Over the last six decades, automation and robotics have advanced how functional industrial coatings are applied and used. The results have included better precision of coating processes, lower costs, and improved product performance.
George Osterhout, Orion’s senior advisor and former president, authored the following article featured in Design World magazine.
Functional coatings have been used in industrial applications since the Industrial Revolution. Today, functional coatings are advanced formulations that resolve friction, sticking, corrosion, noise, and abrasion issues — and delivering FDA compliance in some cases.
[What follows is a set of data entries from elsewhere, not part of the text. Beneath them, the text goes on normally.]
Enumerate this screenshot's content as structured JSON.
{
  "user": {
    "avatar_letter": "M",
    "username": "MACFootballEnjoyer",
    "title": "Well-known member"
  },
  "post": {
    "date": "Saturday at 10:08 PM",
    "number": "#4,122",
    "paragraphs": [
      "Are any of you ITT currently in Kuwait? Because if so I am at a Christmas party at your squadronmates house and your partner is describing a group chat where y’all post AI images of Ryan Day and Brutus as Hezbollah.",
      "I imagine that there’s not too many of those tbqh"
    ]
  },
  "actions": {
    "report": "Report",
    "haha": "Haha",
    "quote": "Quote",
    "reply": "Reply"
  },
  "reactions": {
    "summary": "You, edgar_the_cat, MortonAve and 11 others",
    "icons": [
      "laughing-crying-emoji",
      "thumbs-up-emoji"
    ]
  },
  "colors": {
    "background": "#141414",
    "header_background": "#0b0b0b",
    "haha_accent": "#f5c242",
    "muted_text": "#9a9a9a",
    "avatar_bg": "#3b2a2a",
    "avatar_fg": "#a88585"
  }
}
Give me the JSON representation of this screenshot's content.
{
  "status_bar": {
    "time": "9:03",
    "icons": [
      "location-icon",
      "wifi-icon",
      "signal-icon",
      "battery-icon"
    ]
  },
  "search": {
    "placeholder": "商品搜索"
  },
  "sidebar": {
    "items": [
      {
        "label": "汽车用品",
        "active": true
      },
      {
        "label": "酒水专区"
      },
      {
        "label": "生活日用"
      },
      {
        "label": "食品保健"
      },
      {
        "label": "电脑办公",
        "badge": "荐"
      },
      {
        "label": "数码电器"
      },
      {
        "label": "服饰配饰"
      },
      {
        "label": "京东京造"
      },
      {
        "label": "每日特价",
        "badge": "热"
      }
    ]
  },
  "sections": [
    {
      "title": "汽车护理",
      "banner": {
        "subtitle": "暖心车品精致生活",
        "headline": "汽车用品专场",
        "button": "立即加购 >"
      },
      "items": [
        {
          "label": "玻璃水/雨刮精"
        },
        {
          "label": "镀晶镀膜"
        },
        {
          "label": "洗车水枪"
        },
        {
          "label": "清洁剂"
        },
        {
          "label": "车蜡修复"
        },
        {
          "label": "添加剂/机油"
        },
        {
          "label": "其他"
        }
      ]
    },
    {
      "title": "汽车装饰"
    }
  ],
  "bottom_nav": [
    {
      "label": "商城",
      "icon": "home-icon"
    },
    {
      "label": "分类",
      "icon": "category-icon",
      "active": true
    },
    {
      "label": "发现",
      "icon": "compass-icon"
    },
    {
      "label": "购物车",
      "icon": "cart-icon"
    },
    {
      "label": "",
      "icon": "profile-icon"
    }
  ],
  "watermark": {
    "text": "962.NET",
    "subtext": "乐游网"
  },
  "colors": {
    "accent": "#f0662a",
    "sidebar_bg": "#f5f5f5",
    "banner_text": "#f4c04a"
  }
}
Other benefits include increasing the value and lifespan of finished products and components in aerospace, defense, automotive, food processing, agriculture, chemical processing, consumer goods, and manufacturing applications.
The 1960s to 1980s saw an array of mechanical methods to situate parts closer together and more uniformly apply coatings. Parts being coated were advanced past a coating station either manually or via a chain-on-edge conveyor. Back then, indexing machines were hard to control. Workers had to make do with pulleys, belts, and gears, as variable-speed servomotors weren’t yet an option. So, the technology necessitated mechanical advancing of the spray gun to apply the coating as parts shuttled by.
Parts not conveyable by chain-on-edge machinery were manually sprayed, and it was the workers’ eye-hand coordination combined with the tooling design that influenced how efficiently coating could be applied. When coating complex shapes, an overhead conveyor was often also used. Parts were coated one at a time and hung on the conveyor to be cured at 200 to 700° F (depending on the coating applied) to make them perform as designed.
Today, there are two distinct branches of coating automation. The first is for coating cookware and bakeware via simpler processes evolved from the original one-coat application of the 1970s to today’s trio of primer, intermediate coat, and a topcoat. This coating-application process is done on chain-on-edge equipment while rotating the pans … and requires a large amount of coating material to reach coating thicknesses of 0.0018 to 0.0023 in. per side.
In contrast, far less coating is needed for industrial applications (as in automative, aerospace, and manufacturing equipment). These typically involve multifaceted parts needing tighter tolerances and coating thicknesses of 0.0003 to 0.0008 in. per side.